An Earth-System-Oriented View of the S2S Predictability of North American Weather Regimes

Abstract

It is largely understood that subseasonal-to-seasonal (S2S) predictability arises from the atmospheric initial state during early lead times, the land during intermediate lead times, and the ocean during later lead times. We examine whether this hypothesis holds for the S2S prediction of weather regimes by training a set of XGBoost models to predict weekly weather regimes over North America at 1-to-8-week lead times. Each model used a different predictor from one of the three considered Earth system components (atmosphere, ocean, or land) sourced from reanalyses. Three additional models were trained using land-, ocean-, or atmosphere-only predictors to capture process interactions and leverage multiple signals within the respective Earth system component.
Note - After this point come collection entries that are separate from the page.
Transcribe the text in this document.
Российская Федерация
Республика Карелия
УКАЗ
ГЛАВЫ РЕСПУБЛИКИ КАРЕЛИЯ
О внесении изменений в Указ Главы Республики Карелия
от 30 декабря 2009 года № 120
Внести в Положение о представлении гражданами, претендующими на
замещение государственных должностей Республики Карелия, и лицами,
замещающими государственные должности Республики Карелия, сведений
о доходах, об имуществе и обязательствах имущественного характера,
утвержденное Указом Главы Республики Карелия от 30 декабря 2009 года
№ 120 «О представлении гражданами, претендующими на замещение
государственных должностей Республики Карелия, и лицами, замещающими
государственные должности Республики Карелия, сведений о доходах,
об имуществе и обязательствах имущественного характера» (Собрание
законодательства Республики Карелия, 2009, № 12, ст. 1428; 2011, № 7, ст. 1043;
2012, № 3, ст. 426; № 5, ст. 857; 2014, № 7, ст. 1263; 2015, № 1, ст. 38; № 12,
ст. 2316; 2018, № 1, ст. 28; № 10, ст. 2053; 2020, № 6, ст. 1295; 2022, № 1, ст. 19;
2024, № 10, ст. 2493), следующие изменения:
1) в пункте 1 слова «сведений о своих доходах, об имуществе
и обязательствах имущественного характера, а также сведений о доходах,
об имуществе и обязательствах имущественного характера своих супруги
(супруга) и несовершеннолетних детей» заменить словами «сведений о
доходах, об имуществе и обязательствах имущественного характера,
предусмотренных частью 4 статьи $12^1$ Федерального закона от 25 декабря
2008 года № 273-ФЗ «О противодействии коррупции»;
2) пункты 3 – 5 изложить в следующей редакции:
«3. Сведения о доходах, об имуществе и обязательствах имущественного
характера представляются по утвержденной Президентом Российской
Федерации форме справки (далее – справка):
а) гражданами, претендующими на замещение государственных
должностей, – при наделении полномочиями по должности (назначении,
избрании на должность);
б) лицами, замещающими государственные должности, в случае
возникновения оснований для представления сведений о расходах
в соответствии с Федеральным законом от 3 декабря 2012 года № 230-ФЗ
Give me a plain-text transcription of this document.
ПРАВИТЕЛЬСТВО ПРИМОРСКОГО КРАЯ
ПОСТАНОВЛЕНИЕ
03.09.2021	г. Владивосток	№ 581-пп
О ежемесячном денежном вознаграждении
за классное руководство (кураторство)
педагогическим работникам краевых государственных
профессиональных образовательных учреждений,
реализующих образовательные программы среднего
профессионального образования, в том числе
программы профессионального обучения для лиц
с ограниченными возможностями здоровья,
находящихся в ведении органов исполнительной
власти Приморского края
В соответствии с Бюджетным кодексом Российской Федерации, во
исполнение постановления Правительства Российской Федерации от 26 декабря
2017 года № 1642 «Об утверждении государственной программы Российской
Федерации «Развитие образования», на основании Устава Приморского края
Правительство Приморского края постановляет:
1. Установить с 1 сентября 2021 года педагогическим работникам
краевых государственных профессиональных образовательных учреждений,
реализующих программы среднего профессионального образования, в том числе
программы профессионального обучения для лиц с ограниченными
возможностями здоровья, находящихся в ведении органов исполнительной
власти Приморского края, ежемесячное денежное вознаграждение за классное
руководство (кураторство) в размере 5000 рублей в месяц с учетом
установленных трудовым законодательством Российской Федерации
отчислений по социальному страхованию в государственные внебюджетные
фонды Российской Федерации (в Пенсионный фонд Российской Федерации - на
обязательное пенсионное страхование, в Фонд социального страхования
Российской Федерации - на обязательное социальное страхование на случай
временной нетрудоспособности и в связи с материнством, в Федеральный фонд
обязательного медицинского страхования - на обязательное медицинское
We found that each Earth system component performed more skillfully at different forecast horizons, with sensitivity to seasonality and observed (i.e., ground truth) weather regime. S2S predictability from the atmosphere was higher during winter, from the ocean during summer, and from land during spring and summer. Ocean heat content was the best predictor for most seasons and weather regimes beyond week 2, highlighting the importance of sub-surface ocean conditions for S2S predictability. Soil temperature and water content were also important predictors. Climate patterns were associated with changes in the likelihood of occurrence for specific weather regimes, including the El Ni\~no-Southern Oscillation, Madden Julian Oscillation, North Pacific Gyre, and Indian Ocean dipole. This study quantifies predictability from some previously identified processes on the large-scale atmospheric circulation and gives insight into new sources for future study.